Puissance maritime : Capacité d’un État à projeter sa force sur les océans, à défendre ses côtes, sécuriser ses routes commerciales et symboliser sa puissance internationale. La Chine insiste sur ses objectifs de déploiement de forces de projection maritime dans le Pacifique et l’océan Indien, dans le but de renforcer sa présence et son influence maritime.
Rêve chinois : Concept lancé par Xi Jinping en 2013, visant à faire de la Chine la plus grande puissance globale d’ici 2049. Il incarne une ambition nationale de renaissance, mêlant développement économique, puissance spatiale et maritime, et affirmation géopolitique.
Hard power : Capacité d’un État à imposer sa volonté par la force ou la puissance militaire et technologique. La Chine cherche à renforcer son hard power à travers ses avancées dans l’espace et la mer, pour rivaliser avec la puissance américaine.

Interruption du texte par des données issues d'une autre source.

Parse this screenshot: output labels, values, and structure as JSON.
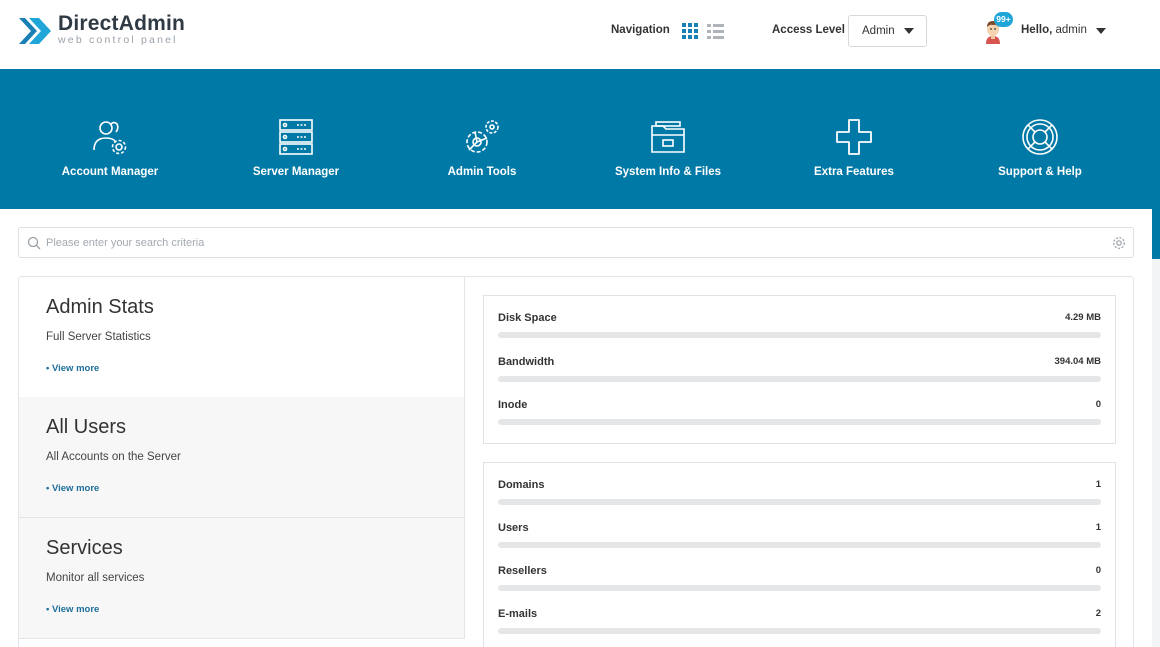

Nouvelles routes de la soie maritimes : Initiative chinoise visant à sécuriser et développer des routes commerciales maritimes à travers le monde, notamment dans l’océan Indien, pour soutenir le développement économique chinois et renforcer sa puissance maritime.
La Chine vise à égaler la puissance américaine dans les domaines spatial et maritime. Elle a lancé en février 2021 la sonde Tianwen-1, qui a placé un rover en orbite autour de Mars, en compétition avec la NASA, seule autre agence à avoir réussi cette prouesse. La Chine veut ainsi combler son retard dans la compétition spatiale mondiale, comme l’affirme son « Livre blanc de la Défense » de 2019, qui insiste aussi sur la grandeur de sa puissance maritime. La marine chinoise déploie des forces pour défendre ses côtes, sécuriser ses routes commerciales, notamment dans le Pacifique et l’océan Indien, et symboliser sa puissance internationale. Ces ambitions s’inscrivent dans une volonté de rivaliser avec la puissance américaine, redéfinissant ainsi les équilibres géopolitiques et économiques mondiaux. La volonté de réveil maritime de la Chine, évoquée par Xi Jinping, s’appuie sur un passé maritime glorieux, mais a été limitée durant l’époque moderne par des contraintes internes et la rivalité avec l’URSS dans les années 1960.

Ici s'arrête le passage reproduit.